Türban artık baş örtüsünün çağdaş bir kullanım şekline dönüşmüştür.. Dini simge safsatalarının son kullanma tarihi geçmiş, muhafazakar bir giyim tarzı olarak benimsenmiştir.. Asıl Anneannemizin başörtüsü artık bir dini simge haline gelmiştir…
Türbanlı kadınlarımız, kızlarımız hele biraz da makyaj yapıp, türbanı ile uyumlu bir kıyafet içinde, seküler alanda bile özgürlüğün her türlü tadını çıkarabiliyorlarsa artık bu konu hiç birimizi rahatsız etmemelidir. Artık onlara parmak sallamak bir faşist davranış şeklidir. Bu tür yorumlar, saplantılar solculuk, laiklik, demokratlık hatta insanlık bile değildir..
LGBT ve AİLENİN GÜÇLENDİRİLMESİ GİBİ KONULARIN KONU İLE ALAKASI YOK. AMA…
LGBT konusuna gelince… Bu konuda AKP’nin bilmek istemediği, anlatsan da anlayamayacağı konu LGBT’yi savunanlardan, hatta bu gruplara dahil edilebileceklerden daha fazlasının AKP seçmeni içindeki GİZLİ varlığıdır… O nedenle bu konunun üzerine gidilirse sandığa nasıl yansıyacağı da belli olmaz.

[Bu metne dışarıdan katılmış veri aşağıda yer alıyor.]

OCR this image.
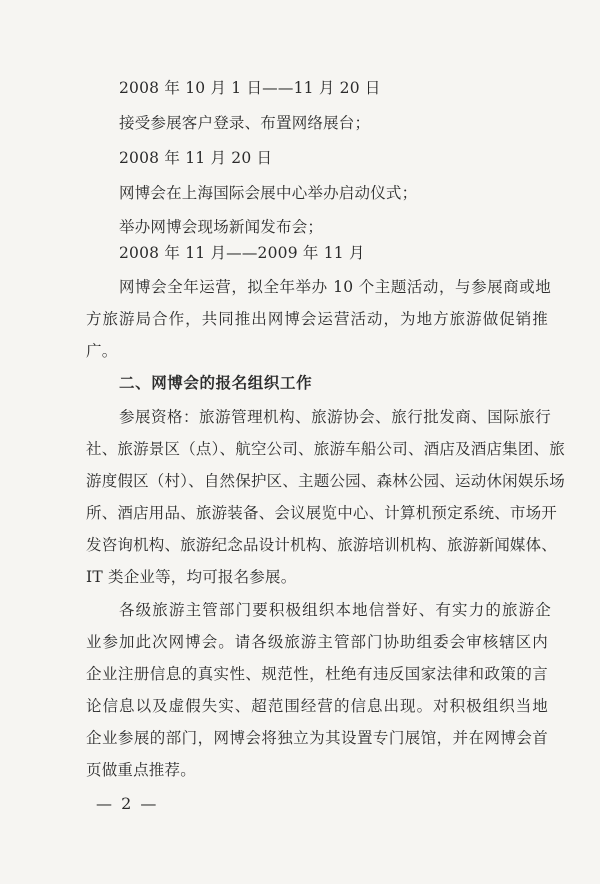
2008 年 10 月 1 日——11 月 20 日
接受参展客户登录、布置网络展台；
2008 年 11 月 20 日
网博会在上海国际会展中心举办启动仪式；
举办网博会现场新闻发布会；
2008 年 11 月——2009 年 11 月
网博会全年运营，拟全年举办 10 个主题活动，与参展商或地
方旅游局合作，共同推出网博会运营活动，为地方旅游做促销推
广。
二、网博会的报名组织工作
参展资格：旅游管理机构、旅游协会、旅行批发商、国际旅行
社、旅游景区（点）、航空公司、旅游车船公司、酒店及酒店集团、旅
游度假区（村）、自然保护区、主题公园、森林公园、运动休闲娱乐场
所、酒店用品、旅游装备、会议展览中心、计算机预定系统、市场开
发咨询机构、旅游纪念品设计机构、旅游培训机构、旅游新闻媒体、
IT 类企业等，均可报名参展。
各级旅游主管部门要积极组织本地信誉好、有实力的旅游企
业参加此次网博会。请各级旅游主管部门协助组委会审核辖区内
企业注册信息的真实性、规范性，杜绝有违反国家法律和政策的言
论信息以及虚假失实、超范围经营的信息出现。对积极组织当地
企业参展的部门，网博会将独立为其设置专门展馆，并在网博会首
页做重点推荐。
— 2 —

Ailenin güçlendirilmesi için ise, devletin bugün yapabileceği tek şey ailenin ekonomik açıdan namerde muhtaç edilmemesi, borçlanmaya muhtaç bırakılmaması, borçlarını ödeyemez, çocuğuna harçlık veremez, evine yarım kilo kıyma alamaz hale gelmesinin önlenmesidir. Zira açlık, yoksulluk, çaresizlik hırsızlığın, gaspın, kumarın, fuhuşun, kadın cinayetinin, en önemli nedenidir.
Lafla, ayetle, hadisle, Anayasa’ya madde koyarak aile güçlendirilemez.